Check security group rules:

aws ec2 describe-security-groups \
--region us-east-1 \
--group-ids <security-group-id> \
--query 'SecurityGroups[0].IpPermissions[*].[IpProtocol,FromPort,ToPort,IpRanges[*].CidrIp,Ipv6Ranges[*].CidrIpv6]' \
--output table

Find any remaining open rules:

aws ec2 describe-security-groups \
--region us-east-1 \
--group-ids <security-group-id> \
--query 'SecurityGroups[0].IpPermissions[?contains(IpRanges[*].CidrIp, `0.0.0.0/0`) || contains(Ipv6Ranges[*].CidrIpv6, `::/0`)]'

If this returns an empty array [], no overly permissive rules exist.

Additional Resources

Notes

  • Public-facing applications: If your ALB genuinely serves public traffic (e.g., a customer-facing website), you may need to keep it open to the internet. In this case, add AWS WAF for application-layer protection and consider using CloudFront with AWS Shield for DDoS mitigation.

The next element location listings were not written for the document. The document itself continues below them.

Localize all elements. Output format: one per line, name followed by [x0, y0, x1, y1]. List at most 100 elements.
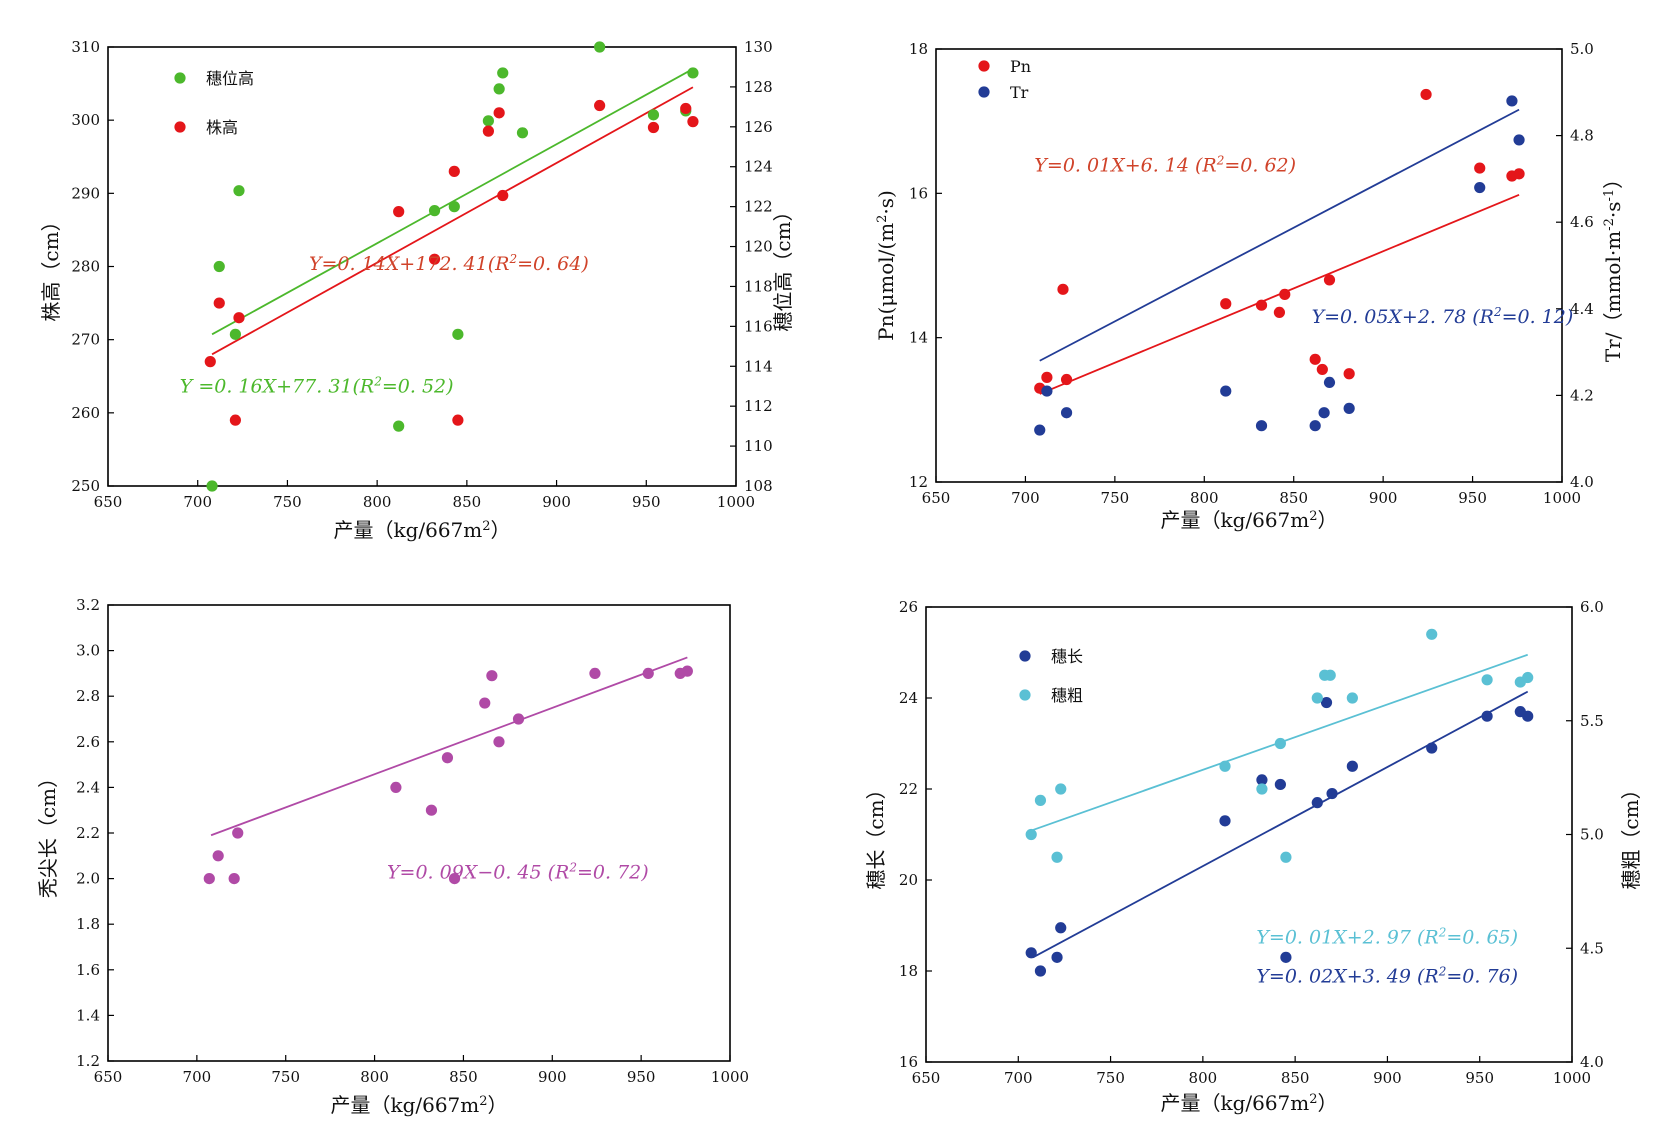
x-tick-label: 900	[1369, 489, 1398, 507]
regression-equation: Y =0. 16X+77. 31(R2=0. 52)	[180, 374, 454, 397]
x-tick-label: 950	[1465, 1069, 1494, 1087]
x-tick-label: 950	[627, 1068, 656, 1086]
y-tick-label: 24	[899, 689, 918, 707]
legend-marker	[174, 121, 186, 133]
x-tick-label: 850	[449, 1068, 478, 1086]
regression-equation: Y=0. 01X+2. 97 (R2=0. 65)	[1256, 926, 1518, 949]
x-tick-label: 800	[363, 493, 392, 511]
data-point	[203, 873, 215, 885]
y-tick-label: 12	[909, 473, 928, 491]
y-axis-label: Pn(μmol/(m2·s)	[874, 190, 898, 341]
data-point	[393, 206, 405, 218]
data-point	[1323, 274, 1336, 286]
data-point	[204, 356, 216, 368]
y2-tick-label: 112	[744, 397, 773, 415]
data-point	[393, 420, 405, 432]
data-point	[1522, 710, 1534, 722]
data-point	[1025, 947, 1037, 959]
data-point	[1309, 353, 1321, 365]
y-tick-label: 14	[909, 329, 928, 347]
data-point	[1316, 363, 1328, 376]
data-point	[680, 102, 692, 115]
x-tick-label: 900	[1373, 1069, 1402, 1087]
y-tick-label: 2.8	[76, 687, 100, 705]
data-point	[229, 414, 241, 426]
y-tick-label: 2.4	[76, 778, 100, 796]
data-point	[687, 116, 699, 128]
x-tick-label: 850	[1279, 489, 1308, 507]
data-point	[1343, 402, 1355, 414]
chart-panel-p3: 650 700 750 800 850 900 950 1000 1.2 1.4 1.6 1.8 2.0…	[36, 596, 749, 1117]
x-tick-label: 700	[1011, 489, 1040, 507]
fit-line-穗长	[1032, 690, 1529, 959]
x-tick-label: 1000	[1553, 1069, 1591, 1087]
x-tick-label: 750	[271, 1068, 300, 1086]
data-point	[479, 697, 491, 709]
data-point	[452, 328, 464, 340]
data-point	[1481, 674, 1493, 686]
x-tick-label: 750	[1101, 489, 1130, 507]
data-point	[1343, 368, 1355, 380]
data-point	[1474, 181, 1486, 194]
data-point	[1481, 710, 1493, 722]
data-point	[1055, 922, 1067, 934]
data-point	[1034, 794, 1047, 806]
data-point	[228, 873, 240, 885]
data-point	[1041, 371, 1053, 383]
data-point	[681, 665, 693, 677]
x-tick-label: 700	[1004, 1069, 1033, 1087]
y2-tick-label: 4.5	[1580, 939, 1604, 957]
y2-tick-label: 124	[744, 158, 773, 176]
x-tick-label: 850	[453, 493, 482, 511]
data-point	[1513, 168, 1525, 180]
data-point	[1513, 134, 1525, 146]
data-point	[212, 850, 224, 862]
regression-equation: Y=0. 05X+2. 78 (R2=0. 12)	[1312, 305, 1574, 328]
y2-tick-label: 126	[744, 118, 773, 136]
data-point	[1273, 306, 1286, 319]
y-tick-label: 2.6	[76, 733, 100, 751]
chart-panel-p2: 650 700 750 800 850 900 950 1000 12 14 16 18 4.0 4.2 4…	[874, 40, 1625, 532]
data-point	[1034, 424, 1046, 436]
x-tick-label: 650	[94, 493, 123, 511]
data-point	[1522, 671, 1534, 684]
x-tick-label: 700	[183, 493, 212, 511]
y-tick-label: 250	[71, 477, 100, 495]
y-tick-label: 270	[71, 331, 100, 349]
y-tick-label: 1.8	[76, 915, 100, 933]
data-point	[1220, 385, 1232, 397]
data-point	[1256, 774, 1268, 786]
y2-tick-label: 6.0	[1580, 598, 1604, 616]
fit-line-Tr	[1039, 108, 1520, 362]
data-point	[428, 205, 441, 217]
data-point	[647, 109, 660, 121]
y-tick-label: 310	[71, 38, 100, 56]
data-point	[1426, 742, 1438, 754]
y2-axis-label: 穗粗（cm）	[1619, 779, 1643, 889]
y-tick-label: 290	[71, 184, 100, 202]
legend-label: 株高	[206, 118, 238, 137]
x-tick-label: 750	[273, 493, 302, 511]
data-point	[1055, 783, 1067, 795]
data-point	[452, 414, 464, 426]
x-tick-label: 800	[1190, 489, 1219, 507]
legend-marker	[978, 60, 990, 72]
y2-tick-label: 110	[744, 437, 773, 455]
y2-tick-label: 4.6	[1570, 213, 1594, 231]
data-point	[1311, 692, 1323, 704]
data-point	[1255, 299, 1268, 311]
data-point	[1320, 696, 1333, 709]
y-tick-label: 20	[899, 871, 918, 889]
y2-tick-label: 4.4	[1570, 300, 1594, 318]
chart-panel-p1: 650 700 750 800 850 900 950 1000 250 260 270 280 290…	[39, 38, 795, 542]
y2-axis-label: Tr/（mmol·m-2·s-1）	[1601, 169, 1625, 362]
data-point	[1219, 760, 1231, 772]
x-axis-label: 产量（kg/667m2）	[1160, 508, 1337, 532]
x-tick-label: 850	[1281, 1069, 1310, 1087]
legend-marker	[1019, 689, 1031, 701]
y-tick-label: 1.2	[76, 1052, 100, 1070]
data-point	[213, 260, 225, 273]
data-point	[1426, 628, 1438, 640]
data-point	[1279, 288, 1291, 300]
regression-equation: Y=0. 02X+3. 49 (R2=0. 76)	[1256, 964, 1518, 987]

  • Use AWS WAF: For public ALBs, attach a Web ACL to filter malicious requests. WAF can block SQL injection, XSS, and known bad actors.

  • CloudFront prefix list: If you use CloudFront in front of your ALB, use the AWS-managed prefix list (com.amazonaws.global.cloudfront.origin-facing) instead of 0.0.0.0/0. This restricts access to only CloudFront edge locations.

  • Internal vs. internet-facing: If your ALB only needs to serve internal traffic, consider recreating it as an internal load balancer (Scheme: internal) rather than just restricting the security group.

  • IPv6 consideration: Remember to check for both IPv4 (0.0.0.0/0) and IPv6 (::/0) open rules. Both should be restricted.

  • Rate limiting: Even with restricted source IPs, implement rate limiting at the WAF or application level to protect against abuse from trusted sources.